Ludwigsthal. Über Nachwuchs – sei’s menschlicher oder tierischer Natur – ist die Freude zumeist groß. Mitten im Bayerischen Wald, im Landkreis Regen, haben vor Kurzem drei kleine Luchse das Licht der Welt erblickt. Seitdem ziehen sie vor allem Fotografen aus nah und fern in ihren Bann – und begeistern die Besucherinnen und Besucher des Nationalparks.

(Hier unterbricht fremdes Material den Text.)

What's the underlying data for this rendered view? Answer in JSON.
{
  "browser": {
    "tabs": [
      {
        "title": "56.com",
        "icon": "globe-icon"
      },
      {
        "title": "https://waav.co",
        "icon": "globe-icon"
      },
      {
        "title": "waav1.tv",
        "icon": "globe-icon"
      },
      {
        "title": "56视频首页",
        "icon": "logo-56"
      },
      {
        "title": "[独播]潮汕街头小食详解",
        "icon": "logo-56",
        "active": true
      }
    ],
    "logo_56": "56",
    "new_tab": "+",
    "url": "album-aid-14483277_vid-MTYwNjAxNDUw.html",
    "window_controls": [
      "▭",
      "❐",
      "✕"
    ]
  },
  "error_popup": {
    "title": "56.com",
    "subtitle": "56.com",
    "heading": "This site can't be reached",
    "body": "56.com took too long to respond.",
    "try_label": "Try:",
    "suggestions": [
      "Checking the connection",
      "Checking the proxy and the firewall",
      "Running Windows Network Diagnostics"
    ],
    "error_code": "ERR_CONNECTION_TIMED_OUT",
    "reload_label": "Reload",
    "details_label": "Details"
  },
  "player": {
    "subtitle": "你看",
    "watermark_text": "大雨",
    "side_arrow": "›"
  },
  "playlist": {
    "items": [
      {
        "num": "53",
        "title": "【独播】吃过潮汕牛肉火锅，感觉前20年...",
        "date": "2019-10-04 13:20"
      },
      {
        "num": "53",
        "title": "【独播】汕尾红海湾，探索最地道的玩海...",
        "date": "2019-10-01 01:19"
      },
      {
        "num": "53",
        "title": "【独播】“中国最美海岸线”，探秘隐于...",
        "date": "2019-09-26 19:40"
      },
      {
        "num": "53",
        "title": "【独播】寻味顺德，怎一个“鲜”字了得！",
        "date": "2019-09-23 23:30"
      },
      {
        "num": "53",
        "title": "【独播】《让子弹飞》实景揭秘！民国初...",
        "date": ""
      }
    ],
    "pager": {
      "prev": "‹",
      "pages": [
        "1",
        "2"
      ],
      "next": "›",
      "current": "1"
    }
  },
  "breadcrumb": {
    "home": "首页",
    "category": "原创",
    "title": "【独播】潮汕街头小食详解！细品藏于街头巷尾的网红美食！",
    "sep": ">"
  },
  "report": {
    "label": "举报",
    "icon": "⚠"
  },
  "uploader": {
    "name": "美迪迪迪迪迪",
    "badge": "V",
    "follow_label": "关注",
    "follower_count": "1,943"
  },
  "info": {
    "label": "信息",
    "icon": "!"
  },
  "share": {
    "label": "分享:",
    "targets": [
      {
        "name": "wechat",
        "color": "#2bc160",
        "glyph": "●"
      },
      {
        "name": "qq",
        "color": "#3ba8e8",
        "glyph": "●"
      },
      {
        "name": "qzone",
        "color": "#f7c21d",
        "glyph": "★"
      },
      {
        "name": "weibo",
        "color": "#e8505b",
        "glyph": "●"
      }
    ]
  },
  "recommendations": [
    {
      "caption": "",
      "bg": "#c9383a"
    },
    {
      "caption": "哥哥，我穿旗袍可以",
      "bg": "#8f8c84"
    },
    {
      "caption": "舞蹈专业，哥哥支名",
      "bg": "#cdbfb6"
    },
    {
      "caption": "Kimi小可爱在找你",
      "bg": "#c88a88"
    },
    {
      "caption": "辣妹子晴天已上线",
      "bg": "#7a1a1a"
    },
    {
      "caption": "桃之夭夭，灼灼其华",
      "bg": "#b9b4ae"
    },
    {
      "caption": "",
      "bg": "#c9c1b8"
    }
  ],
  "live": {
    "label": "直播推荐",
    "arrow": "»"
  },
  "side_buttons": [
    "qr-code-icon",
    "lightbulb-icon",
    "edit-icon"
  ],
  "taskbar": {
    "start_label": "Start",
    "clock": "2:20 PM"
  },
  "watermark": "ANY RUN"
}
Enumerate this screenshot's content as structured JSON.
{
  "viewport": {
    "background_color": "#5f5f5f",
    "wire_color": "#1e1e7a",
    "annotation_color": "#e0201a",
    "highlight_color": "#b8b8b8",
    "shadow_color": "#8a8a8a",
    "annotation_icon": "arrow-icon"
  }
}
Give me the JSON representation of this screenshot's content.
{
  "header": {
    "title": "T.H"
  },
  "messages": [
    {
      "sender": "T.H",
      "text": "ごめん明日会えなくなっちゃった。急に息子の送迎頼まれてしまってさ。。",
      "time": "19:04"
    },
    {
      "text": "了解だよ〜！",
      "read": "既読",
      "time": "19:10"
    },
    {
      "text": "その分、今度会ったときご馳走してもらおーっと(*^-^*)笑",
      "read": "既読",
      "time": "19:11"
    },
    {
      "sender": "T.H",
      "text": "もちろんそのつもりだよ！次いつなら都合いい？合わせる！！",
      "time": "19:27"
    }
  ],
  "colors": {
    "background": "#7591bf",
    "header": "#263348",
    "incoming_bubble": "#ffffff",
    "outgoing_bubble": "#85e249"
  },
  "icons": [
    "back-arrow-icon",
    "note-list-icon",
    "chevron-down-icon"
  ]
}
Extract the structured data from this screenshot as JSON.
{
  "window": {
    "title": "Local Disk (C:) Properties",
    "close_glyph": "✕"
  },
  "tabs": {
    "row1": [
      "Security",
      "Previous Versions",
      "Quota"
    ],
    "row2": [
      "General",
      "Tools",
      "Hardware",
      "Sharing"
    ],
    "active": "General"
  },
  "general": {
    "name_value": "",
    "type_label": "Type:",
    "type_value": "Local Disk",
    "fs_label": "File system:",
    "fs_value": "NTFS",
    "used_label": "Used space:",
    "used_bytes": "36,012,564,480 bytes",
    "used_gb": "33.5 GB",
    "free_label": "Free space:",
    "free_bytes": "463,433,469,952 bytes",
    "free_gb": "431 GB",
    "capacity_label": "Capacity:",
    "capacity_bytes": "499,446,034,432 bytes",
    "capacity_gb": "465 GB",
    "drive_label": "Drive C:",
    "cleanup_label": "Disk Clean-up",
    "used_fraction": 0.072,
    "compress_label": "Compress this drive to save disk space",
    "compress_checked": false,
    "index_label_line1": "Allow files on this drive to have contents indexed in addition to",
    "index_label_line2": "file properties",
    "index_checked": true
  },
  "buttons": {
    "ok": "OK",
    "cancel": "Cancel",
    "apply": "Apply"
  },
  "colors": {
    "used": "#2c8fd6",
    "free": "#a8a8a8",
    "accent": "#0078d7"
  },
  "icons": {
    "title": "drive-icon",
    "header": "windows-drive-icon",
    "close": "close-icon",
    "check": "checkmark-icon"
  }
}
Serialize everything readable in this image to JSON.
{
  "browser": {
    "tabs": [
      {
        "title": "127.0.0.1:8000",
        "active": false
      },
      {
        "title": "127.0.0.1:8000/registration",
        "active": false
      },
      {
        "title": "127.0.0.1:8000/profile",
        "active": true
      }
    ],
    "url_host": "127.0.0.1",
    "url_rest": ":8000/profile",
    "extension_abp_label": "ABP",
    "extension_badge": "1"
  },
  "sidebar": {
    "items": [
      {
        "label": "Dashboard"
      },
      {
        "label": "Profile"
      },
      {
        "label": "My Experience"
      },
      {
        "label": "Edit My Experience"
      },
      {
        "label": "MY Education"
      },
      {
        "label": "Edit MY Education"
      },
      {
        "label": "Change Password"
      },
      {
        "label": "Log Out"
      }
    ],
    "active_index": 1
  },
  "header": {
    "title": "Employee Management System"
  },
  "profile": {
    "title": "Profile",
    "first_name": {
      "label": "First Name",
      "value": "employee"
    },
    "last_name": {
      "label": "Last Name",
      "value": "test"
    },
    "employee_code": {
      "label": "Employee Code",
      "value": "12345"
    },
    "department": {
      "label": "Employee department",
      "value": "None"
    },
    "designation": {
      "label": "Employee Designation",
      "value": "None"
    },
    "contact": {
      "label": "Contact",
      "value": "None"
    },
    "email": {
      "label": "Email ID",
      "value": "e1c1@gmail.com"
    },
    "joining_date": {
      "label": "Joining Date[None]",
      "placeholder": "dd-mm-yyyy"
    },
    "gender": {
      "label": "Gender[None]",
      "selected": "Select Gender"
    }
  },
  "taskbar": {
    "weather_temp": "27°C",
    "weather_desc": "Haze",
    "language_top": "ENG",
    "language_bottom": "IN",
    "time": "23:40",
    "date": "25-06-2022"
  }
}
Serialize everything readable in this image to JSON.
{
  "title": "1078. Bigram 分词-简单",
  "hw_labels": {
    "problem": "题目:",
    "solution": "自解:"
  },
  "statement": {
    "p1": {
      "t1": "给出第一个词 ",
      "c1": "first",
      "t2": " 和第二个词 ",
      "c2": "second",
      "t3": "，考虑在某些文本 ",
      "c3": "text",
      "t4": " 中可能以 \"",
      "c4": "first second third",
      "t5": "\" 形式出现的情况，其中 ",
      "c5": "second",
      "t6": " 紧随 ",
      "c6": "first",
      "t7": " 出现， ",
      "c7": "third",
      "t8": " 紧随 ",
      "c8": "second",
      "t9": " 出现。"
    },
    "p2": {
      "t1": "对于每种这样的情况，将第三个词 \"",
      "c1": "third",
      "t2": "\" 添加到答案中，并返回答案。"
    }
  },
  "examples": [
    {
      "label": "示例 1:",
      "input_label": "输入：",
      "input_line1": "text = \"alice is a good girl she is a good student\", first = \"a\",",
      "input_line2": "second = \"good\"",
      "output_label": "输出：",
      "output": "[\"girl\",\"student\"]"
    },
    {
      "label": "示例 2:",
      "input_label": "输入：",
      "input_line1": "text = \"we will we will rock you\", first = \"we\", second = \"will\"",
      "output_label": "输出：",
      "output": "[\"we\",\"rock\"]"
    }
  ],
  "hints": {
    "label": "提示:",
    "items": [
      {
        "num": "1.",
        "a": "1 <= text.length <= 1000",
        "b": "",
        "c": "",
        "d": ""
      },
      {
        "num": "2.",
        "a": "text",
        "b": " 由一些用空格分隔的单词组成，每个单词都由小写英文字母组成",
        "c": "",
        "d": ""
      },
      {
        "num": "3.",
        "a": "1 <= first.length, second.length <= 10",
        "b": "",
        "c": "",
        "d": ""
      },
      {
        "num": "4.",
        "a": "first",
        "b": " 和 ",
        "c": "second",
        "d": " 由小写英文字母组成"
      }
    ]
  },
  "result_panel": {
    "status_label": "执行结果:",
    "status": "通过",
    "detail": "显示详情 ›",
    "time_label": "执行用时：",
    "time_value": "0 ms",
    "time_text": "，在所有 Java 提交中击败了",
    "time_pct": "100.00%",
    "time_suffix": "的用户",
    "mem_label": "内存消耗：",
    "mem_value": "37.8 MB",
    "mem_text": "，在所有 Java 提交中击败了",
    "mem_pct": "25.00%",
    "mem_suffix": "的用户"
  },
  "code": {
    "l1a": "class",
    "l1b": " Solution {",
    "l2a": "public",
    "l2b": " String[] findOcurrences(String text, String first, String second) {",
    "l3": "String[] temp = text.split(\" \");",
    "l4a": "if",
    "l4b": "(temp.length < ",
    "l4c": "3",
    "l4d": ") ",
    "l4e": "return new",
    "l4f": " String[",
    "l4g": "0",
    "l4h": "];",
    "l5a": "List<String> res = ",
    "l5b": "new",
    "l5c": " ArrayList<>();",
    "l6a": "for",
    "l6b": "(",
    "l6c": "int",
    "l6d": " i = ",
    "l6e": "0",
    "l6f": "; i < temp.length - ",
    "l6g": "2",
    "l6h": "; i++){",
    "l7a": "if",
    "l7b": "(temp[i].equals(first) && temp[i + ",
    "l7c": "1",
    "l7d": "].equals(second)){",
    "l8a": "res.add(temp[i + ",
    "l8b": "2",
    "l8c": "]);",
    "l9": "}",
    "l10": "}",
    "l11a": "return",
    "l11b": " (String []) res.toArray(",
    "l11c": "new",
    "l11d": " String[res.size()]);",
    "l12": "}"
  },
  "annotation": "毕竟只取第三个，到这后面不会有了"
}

Sie sind derzeit die Publikumslieblinge im Nationalparkzentrum Falkenstein: die drei jungen Luchse, die Anfang Juni im Tier-Freigelände bei Ludwigsthal geboren worden sind. Lange hat ihre Mama sie versteckt gehalten. Wie gut sie für ihren Nachwuchs in dieser Zeit gesorgt hat, wird nun deutlich. Die kleine Katze und die beiden Kater sind wohlauf und erkunden neugierig das Gehege.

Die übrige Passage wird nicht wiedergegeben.